The president and other critics of a Democrat-sponsored, $35 billion SCHIP spending increase said they could support expanding coverage to families of four making up to 300% of the federal poverty level ($62,000 per year), but wanted to limit states' ability to expand coverage even more.

Observers say about 35 states ignore some income when determining who qualifies for the health coverage. Thus, many states exclude child support payments when calculating income, while others deduct child care expenses.

President Bush initially proposed a $5 billion increase in SCHIP spending over five years, but congressional Democrats countered with a $35 billion boost that he vetoed.

A second bill tried by the House of Representatives would have added some 3.9 million uninsured children to the rolls by 2012. The president promised to veto that bill as well if the Senate didn't make major changes.

Sen. Chuck Grassley (R-IA), ranking member of the Senate Finance Committee, an outspoken GOP supporter of SCHIP expansion, reportedly was working with House Republicans and some Senate Democratic leaders on an amendment to meet the demands of a group of House Republicans who said they might support a changed bill.
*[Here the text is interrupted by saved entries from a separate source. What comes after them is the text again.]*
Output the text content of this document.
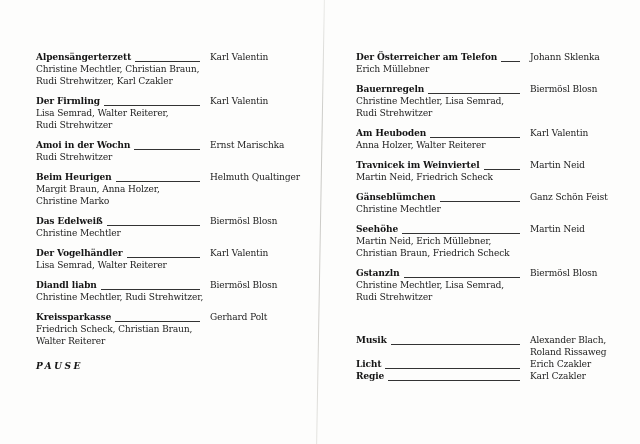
Alpensängerterzett	Karl Valentin
Christine Mechtler, Christian Braun,
Rudi Strehwitzer, Karl Czakler
Der Firmling	Karl Valentin
Lisa Semrad, Walter Reiterer,
Rudi Strehwitzer
Amoi in der Wochn	Ernst Marischka
Rudi Strehwitzer
Beim Heurigen	Helmuth Qualtinger
Margit Braun, Anna Holzer,
Christine Marko
Das Edelweiß	Biermösl Blosn
Christine Mechtler
Der Vogelhändler	Karl Valentin
Lisa Semrad, Walter Reiterer
Diandl liabn	Biermösl Blosn
Christine Mechtler, Rudi Strehwitzer,
Kreissparkasse	Gerhard Polt
Friedrich Scheck, Christian Braun,
Walter Reiterer
Der Österreicher am Telefon	Johann Sklenka
Erich Müllebner
Bauernregeln	Biermösl Blosn
Christine Mechtler, Lisa Semrad,
Rudi Strehwitzer
Am Heuboden	Karl Valentin
Anna Holzer, Walter Reiterer
Travnicek im Weinviertel	Martin Neid
Martin Neid, Friedrich Scheck
Gänseblümchen	Ganz Schön Feist
Christine Mechtler
Seehöhe	Martin Neid
Martin Neid, Erich Müllebner,
Christian Braun, Friedrich Scheck
Gstanzln	Biermösl Blosn
Christine Mechtler, Lisa Semrad,
Rudi Strehwitzer
Musik	Alexander Blach,
Roland Rissaweg
Licht	Erich Czakler
Regie	Karl Czakler
PAUSE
In addition, House majority leader Steny Hoyer (D-MD) and Democratic caucus chair Rahm Emanuel (D-IL) met with Republican lawmakers to see if a compromise could be reached. While additional meetings were planned, some Republicans said it appeared there was not enough flexibility from Democrats to resolve questions on proof-of-citizenship guidelines, income limits, and mandatory targets for enrolling children in families with less than 200% of poverty.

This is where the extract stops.